Was Prüfer wirklich bewerten
Es ist ein verbreitetes Missverständnis, dass Prüfer im Kolloquium ein vollständiges Wissensabfrageprotokoll abhaken. In Wirklichkeit interessieren sie sich für wenige grundlegende Fragen: Versteht dieser Mensch, was er geschrieben hat? Kann er seine wissenschaftlichen Entscheidungen begründen? Wie geht er mit Unsicherheit und Kritik um? Ist er in der Lage, über seinen eigenen Forschungsgegenstand hinauszudenken?
Wer auf eine schwierige Frage souverän, ehrlich und reflektiert reagiert, beantwortet all diese Fragen positiv – auch ohne die inhaltliche Antwort zu kennen. Wer die inhaltliche Antwort kennt, sie aber panisch und unsicher präsentiert, beantwortet sie weniger positiv.

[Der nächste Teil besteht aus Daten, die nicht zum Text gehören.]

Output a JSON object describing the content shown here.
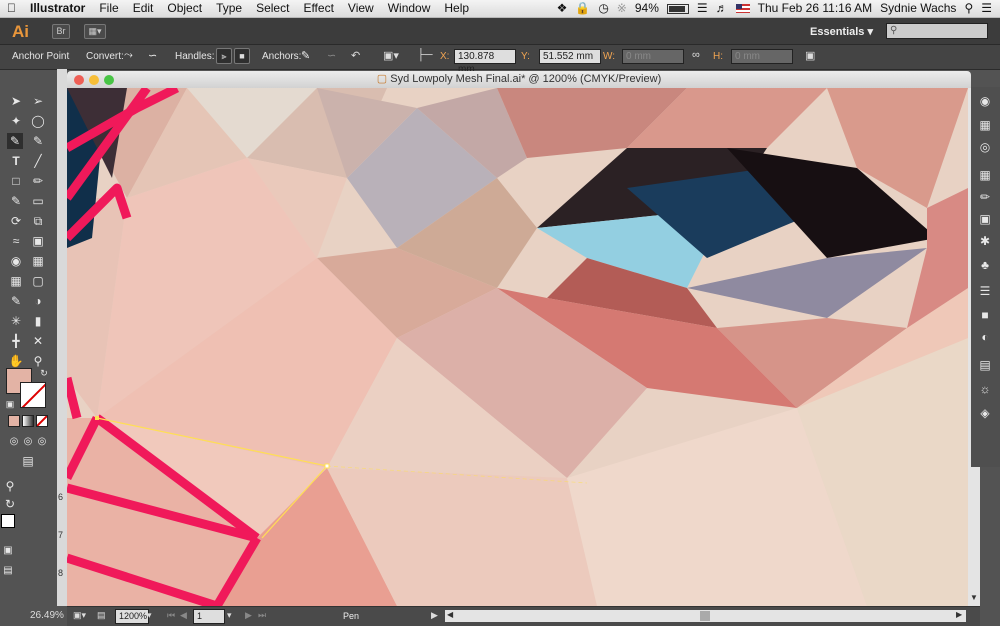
{
  "menubar": {
    "apple": "",
    "app": "Illustrator",
    "items": [
      "File",
      "Edit",
      "Object",
      "Type",
      "Select",
      "Effect",
      "View",
      "Window",
      "Help"
    ],
    "battery": "94%",
    "datetime": "Thu Feb 26  11:16 AM",
    "user": "Sydnie Wachs"
  },
  "appbar": {
    "logo": "Ai",
    "bridge": "Br",
    "workspace": "Essentials"
  },
  "control": {
    "tool_name": "Anchor Point",
    "convert": "Convert:",
    "handles": "Handles:",
    "anchors": "Anchors:",
    "x_label": "X:",
    "x_value": "130.878 mm",
    "y_label": "Y:",
    "y_value": "51.552 mm",
    "w_label": "W:",
    "w_value": "0 mm",
    "h_label": "H:",
    "h_value": "0 mm"
  },
  "document": {
    "title": "Syd Lowpoly Mesh Final.ai* @ 1200% (CMYK/Preview)"
  },
  "ruler": {
    "mark_6": "6",
    "mark_7": "7",
    "mark_8": "8"
  },
  "status": {
    "left_zoom": "26.49%",
    "zoom": "1200%",
    "artboard": "1",
    "tool": "Pen"
  },
  "colors": {
    "fill_swatch": "#e3b3a5",
    "accent_selection": "#ffdf55",
    "mesh_stroke": "#f0195a"
  }
}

Vorbereitung: Wie du dich auf schwierige Fragen vorbereiten kannst
Die eigenen Schwachstellen kennen
Wer seine Arbeit wirklich kennt, weiß auch, welche Stellen angreifbar sind. Wo wurden Abkürzungen genommen? Welche Methode hätte alternativ gewählt werden können? Was wurde in der Diskussion nur angedeutet, aber nicht vollständig ausgeführt? Diese Stellen sind die ersten, an denen Prüfer nachfragen. Wer sie selbst identifiziert und Antworten darauf entwickelt hat, ist vorbereitet.
Fragen simulieren
Bitte eine andere Person – Kommilitonin, Kommilitone, Freund oder Familienmitglied – deine Präsentation anzuhören und im Anschluss Fragen zu stellen. Auch ohne Fachkenntnis lassen sich Fragen stellen, die dich aus dem Konzept bringen können. Der Effekt: Du trainierst, unter leichtem Druck kohärent zu antworten – und erkennst, welche Stellen in deiner Argumentation noch nicht vollständig sitzen.

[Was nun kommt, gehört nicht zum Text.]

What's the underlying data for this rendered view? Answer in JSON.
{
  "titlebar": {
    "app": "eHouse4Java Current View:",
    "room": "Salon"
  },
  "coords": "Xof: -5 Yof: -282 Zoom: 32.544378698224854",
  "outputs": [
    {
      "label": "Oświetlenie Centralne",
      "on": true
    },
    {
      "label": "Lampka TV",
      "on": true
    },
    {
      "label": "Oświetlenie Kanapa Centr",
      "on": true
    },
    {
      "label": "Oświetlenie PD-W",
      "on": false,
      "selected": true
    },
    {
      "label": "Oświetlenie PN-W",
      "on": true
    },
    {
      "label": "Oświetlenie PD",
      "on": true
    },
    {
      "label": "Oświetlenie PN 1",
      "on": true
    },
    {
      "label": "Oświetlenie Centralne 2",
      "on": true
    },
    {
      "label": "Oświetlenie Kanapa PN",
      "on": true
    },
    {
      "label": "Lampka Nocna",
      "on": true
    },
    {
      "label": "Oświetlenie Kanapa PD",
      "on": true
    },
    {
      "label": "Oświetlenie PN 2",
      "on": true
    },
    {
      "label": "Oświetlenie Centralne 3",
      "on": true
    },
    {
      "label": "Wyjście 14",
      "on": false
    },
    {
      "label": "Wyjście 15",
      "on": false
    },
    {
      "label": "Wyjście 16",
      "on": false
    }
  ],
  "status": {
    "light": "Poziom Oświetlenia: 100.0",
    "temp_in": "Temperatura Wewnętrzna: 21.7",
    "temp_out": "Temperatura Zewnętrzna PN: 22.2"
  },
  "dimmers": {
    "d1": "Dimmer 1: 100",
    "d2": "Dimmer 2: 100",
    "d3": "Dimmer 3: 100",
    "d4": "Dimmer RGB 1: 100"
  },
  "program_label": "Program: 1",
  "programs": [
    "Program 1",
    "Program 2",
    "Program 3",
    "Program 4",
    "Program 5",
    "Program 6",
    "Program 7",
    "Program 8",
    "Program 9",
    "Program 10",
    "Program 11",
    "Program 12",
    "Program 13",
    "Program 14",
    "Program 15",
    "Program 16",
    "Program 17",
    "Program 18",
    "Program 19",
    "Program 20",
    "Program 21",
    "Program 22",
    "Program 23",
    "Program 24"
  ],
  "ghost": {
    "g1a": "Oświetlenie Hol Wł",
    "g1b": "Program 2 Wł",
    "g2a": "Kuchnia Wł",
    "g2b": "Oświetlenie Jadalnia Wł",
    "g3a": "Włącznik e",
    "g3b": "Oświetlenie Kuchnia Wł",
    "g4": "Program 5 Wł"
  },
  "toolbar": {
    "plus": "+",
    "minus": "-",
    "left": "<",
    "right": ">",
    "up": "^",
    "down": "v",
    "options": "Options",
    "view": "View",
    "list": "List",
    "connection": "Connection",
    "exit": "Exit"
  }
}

Grenzen der Arbeit proaktiv reflektieren
Wer im Kolloquium selbst Einschränkungen seiner Arbeit benennt – „Eine Limitation meiner Untersuchung liegt darin, dass..." – nimmt Prüfern eine potenzielle Angriffsfläche und zeigt gleichzeitig wissenschaftliche Reflexivität. Das ist keine Selbstschwächung, sondern ein Zeichen intellektueller Redlichkeit.

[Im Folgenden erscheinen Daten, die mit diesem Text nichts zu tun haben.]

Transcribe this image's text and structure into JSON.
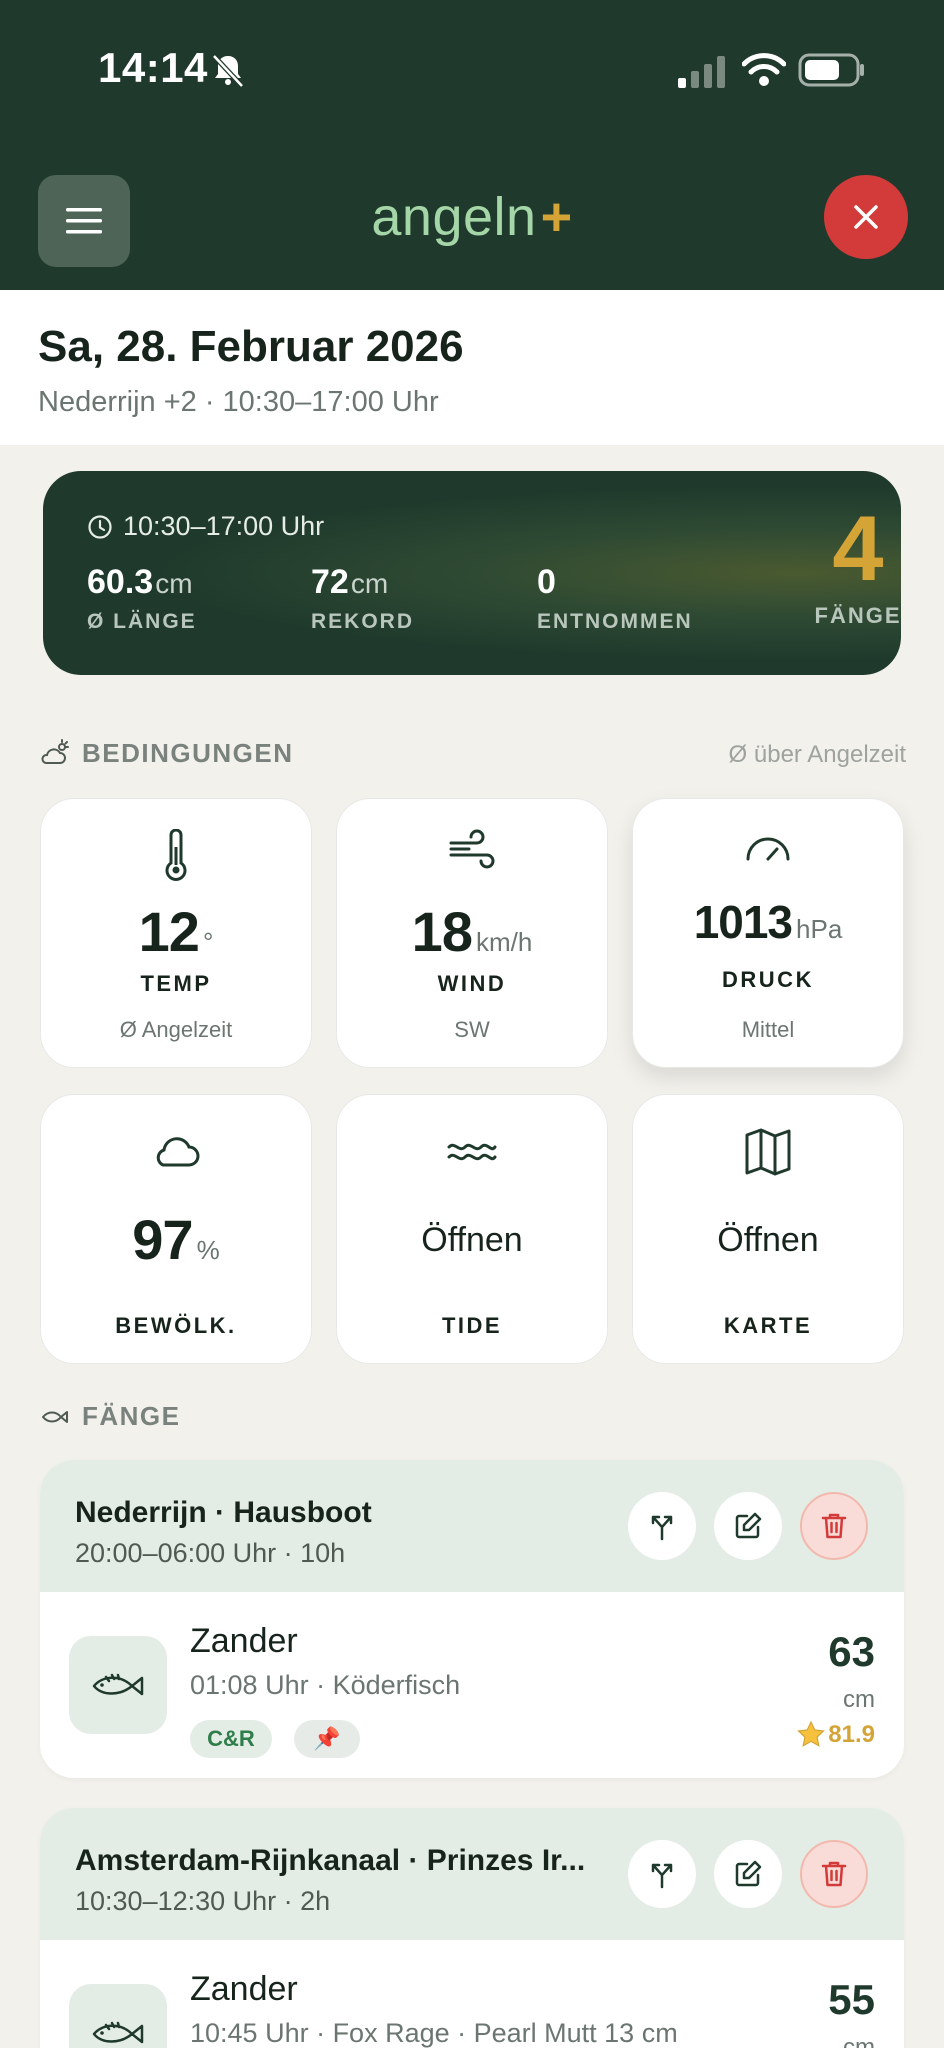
{
  "status": {
    "time": "14:14"
  },
  "header": {
    "logo_text": "angeln",
    "logo_plus": "+"
  },
  "day": {
    "title": "Sa, 28. Februar 2026",
    "subtitle": "Nederrijn +2 · 10:30–17:00 Uhr"
  },
  "summary": {
    "time": "10:30–17:00 Uhr",
    "stats": [
      {
        "value": "60.3",
        "unit": "cm",
        "label": "Ø LÄNGE"
      },
      {
        "value": "72",
        "unit": "cm",
        "label": "REKORD"
      },
      {
        "value": "0",
        "unit": "",
        "label": "ENTNOMMEN"
      }
    ],
    "catch_count": "4",
    "catch_label": "FÄNGE"
  },
  "conditions": {
    "heading": "BEDINGUNGEN",
    "note": "Ø über Angelzeit",
    "tiles": [
      {
        "icon": "thermometer-icon",
        "value": "12",
        "unit": "°",
        "label": "TEMP",
        "sub": "Ø Angelzeit"
      },
      {
        "icon": "wind-icon",
        "value": "18",
        "unit": "km/h",
        "label": "WIND",
        "sub": "SW"
      },
      {
        "icon": "gauge-icon",
        "value": "1013",
        "unit": "hPa",
        "label": "DRUCK",
        "sub": "Mittel"
      },
      {
        "icon": "cloud-icon",
        "value": "97",
        "unit": "%",
        "label": "BEWÖLK.",
        "sub": ""
      },
      {
        "icon": "waves-icon",
        "value": "Öffnen",
        "unit": "",
        "label": "TIDE",
        "sub": ""
      },
      {
        "icon": "map-icon",
        "value": "Öffnen",
        "unit": "",
        "label": "KARTE",
        "sub": ""
      }
    ]
  },
  "catches": {
    "heading": "FÄNGE",
    "trips": [
      {
        "title": "Nederrijn · Hausboot",
        "subtitle": "20:00–06:00 Uhr · 10h",
        "catch": {
          "species": "Zander",
          "details": "01:08 Uhr · Köderfisch",
          "tag_cr": "C&R",
          "tag_pin": "📌",
          "length": "63",
          "unit": "cm",
          "score": "81.9"
        }
      },
      {
        "title": "Amsterdam-Rijnkanaal · Prinzes Ir...",
        "subtitle": "10:30–12:30 Uhr · 2h",
        "catch": {
          "species": "Zander",
          "details": "10:45 Uhr · Fox Rage · Pearl Mutt 13 cm",
          "length": "55",
          "unit": "cm"
        }
      }
    ]
  },
  "colors": {
    "header_bg": "#1f3a2c",
    "accent_gold": "#d4a437",
    "logo_green": "#a5d6a7",
    "close_red": "#d33b3b"
  }
}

Wann professionelle Unterstützung sinnvoll ist
Wer sich inhaltlich nicht sicher genug fühlt, um im Kolloquium souverän auf unerwartete Fragen zu reagieren, hat in der Regel eine von zwei Schwachstellen: entweder die eigene Arbeit ist methodisch nicht vollständig durchdrungen, oder die Fähigkeit, wissenschaftliche Gedanken spontan zu artikulieren, braucht noch Training. Beides lässt sich mit gezielter Vorbereitung verbessern. Professionelle Unterstützung durch Fachexperten – wie sie dein-ghostwriter.de anbietet – kann helfen, die eigene Arbeit nochmals methodisch zu durchdringen und gezielt auf die inhaltlichen Herausforderungen des Kolloquiums vorzubereiten.
Fazit
Im Kolloquium eine Frage nicht beantworten zu können ist kein Versagen – es ist eine Situation, die fast jeder kennt. Was zählt, ist die Reaktion darauf. Wer ehrlich kommuniziert, was er weiß und was nicht, wer einbettet statt zu schweigen, wer nach einem schwierigen Moment wieder in den Rhythmus findet – der zeigt genau die wissenschaftliche Reife, die ein Kolloquium bewerten soll.
Im Kolloquium gewinnt nicht, wer alles weiß – sondern wer mit dem, was er nicht weiß, souverän umgeht.